All of us regularly come across captchas when we register at a website or make a transaction. So why do websites (including our blog site) use capchas in the first place ?
Wikipedia says: A CAPTCHA is a type of challenge-response test used in computing as an attempt to ensure that the response is generated by a person.
In other words, it is a mechanism to fend off automated bots/trolls from degrading the quality of service and ensures only real people use the service.
A human rights group came up with a fancy method to the challenge-response test. Unlike the traditional method of using a computation or a scrambled text as a challenge-response test, the group uses questions whose answers are based on empathy. The Civil-Rights capchas as the group calls them have questions involving basic human rights. They intend to promote the captchas in countries which have lower importance to human rights. This serves the dual purpose of thwarting bots and at the same time also educating human rights.

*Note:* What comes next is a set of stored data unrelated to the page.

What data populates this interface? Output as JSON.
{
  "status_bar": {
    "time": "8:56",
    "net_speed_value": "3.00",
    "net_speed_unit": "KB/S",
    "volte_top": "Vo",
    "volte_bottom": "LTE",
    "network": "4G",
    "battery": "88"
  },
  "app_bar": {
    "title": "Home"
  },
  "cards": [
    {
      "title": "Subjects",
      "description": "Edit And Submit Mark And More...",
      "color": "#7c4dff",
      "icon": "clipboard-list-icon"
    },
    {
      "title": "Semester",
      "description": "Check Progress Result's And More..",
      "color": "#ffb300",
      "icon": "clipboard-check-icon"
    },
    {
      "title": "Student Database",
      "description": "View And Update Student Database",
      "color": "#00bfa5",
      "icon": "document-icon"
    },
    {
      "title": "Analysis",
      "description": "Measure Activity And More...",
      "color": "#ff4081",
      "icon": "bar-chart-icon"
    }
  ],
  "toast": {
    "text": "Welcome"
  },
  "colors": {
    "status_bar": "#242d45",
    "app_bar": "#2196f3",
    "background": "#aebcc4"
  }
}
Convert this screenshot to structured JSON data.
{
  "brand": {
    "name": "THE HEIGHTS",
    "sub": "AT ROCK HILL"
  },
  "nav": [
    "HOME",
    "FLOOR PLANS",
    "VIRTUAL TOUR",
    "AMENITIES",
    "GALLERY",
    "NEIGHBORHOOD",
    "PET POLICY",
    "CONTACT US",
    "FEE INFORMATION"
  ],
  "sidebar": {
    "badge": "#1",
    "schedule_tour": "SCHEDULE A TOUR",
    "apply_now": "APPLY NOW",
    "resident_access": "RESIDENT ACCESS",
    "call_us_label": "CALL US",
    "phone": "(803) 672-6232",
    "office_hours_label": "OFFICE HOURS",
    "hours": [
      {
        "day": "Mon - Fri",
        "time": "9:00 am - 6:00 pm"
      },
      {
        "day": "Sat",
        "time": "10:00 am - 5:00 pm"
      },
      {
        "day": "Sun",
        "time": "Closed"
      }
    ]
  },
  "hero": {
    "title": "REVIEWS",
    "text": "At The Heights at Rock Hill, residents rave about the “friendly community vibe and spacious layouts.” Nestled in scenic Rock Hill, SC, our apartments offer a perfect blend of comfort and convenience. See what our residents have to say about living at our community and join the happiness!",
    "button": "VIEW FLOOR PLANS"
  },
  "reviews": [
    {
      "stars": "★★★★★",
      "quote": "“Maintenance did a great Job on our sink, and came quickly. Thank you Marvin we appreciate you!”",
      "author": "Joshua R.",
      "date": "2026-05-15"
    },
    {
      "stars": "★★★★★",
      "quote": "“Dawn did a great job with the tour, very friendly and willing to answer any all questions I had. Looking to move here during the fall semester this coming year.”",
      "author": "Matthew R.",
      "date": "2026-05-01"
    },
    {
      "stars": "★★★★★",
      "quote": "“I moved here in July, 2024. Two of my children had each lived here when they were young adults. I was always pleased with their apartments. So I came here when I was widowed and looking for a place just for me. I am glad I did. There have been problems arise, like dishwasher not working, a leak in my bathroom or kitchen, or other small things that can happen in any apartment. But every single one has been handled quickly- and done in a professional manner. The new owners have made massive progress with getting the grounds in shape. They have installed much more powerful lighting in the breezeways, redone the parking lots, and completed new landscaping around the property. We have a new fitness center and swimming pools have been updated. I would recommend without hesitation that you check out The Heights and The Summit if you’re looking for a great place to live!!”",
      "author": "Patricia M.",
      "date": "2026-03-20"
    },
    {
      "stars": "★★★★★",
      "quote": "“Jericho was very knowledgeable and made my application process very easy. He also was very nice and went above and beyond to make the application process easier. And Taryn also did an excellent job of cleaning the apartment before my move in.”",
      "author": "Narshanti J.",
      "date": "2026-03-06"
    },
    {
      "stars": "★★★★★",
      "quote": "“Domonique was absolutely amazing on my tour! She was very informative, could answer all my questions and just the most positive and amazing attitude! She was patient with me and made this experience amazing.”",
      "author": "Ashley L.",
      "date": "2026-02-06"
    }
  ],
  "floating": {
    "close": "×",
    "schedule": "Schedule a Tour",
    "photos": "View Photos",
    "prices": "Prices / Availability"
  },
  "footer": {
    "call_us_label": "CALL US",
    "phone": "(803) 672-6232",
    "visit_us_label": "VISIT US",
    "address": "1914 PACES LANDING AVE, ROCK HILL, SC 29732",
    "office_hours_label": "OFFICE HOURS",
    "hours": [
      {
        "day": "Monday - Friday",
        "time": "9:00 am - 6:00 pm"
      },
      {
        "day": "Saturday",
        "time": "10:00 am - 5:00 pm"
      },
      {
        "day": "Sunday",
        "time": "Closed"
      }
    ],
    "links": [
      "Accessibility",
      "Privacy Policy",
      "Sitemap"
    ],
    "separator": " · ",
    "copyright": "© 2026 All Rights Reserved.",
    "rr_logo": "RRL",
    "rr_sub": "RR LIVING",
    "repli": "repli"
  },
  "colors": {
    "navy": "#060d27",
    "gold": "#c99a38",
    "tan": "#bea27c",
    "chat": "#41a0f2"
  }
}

This lead me into thinking of making a computer science captcha exclusively for the CS-departments. Instead of entering some random text, why not learn a new definition/concept about CS? The questions could also be related to some historic facts about computer science.
An example captcha :
3-SAT has the following complexity : a) NP-Complete b) NP-hard c) Polynomial time
Ofcourse the above options will be scrambled.
So what are the benefits? My take is that being a computer scientist, you must know the breadth of CS to some extend. The captcha question might actually lead you to some useful information you did not know. With all probabilities, the interviewer where you applied your next summer internship might actually lead you to this question.
References
http://www.wired.com/threatlevel/2012/10/empathy-captcha/
http://captcha.civilrightsdefenders.org/
http://en.wikipedia.org/wiki/CAPTCHA
I found out that research done at Stanford says that the captcha code could be easily broken and they have tried it on Visa,CNN, eBay etc. They do it by the help of removing the image background and breaking text strings into single character for easier recognition. So the point over here is if the hackers are able to read the question and have a definite list of answers for that types of questions it wont take long to break the code, but in the case where we are throwing some random strings at the user it might take long to break the code.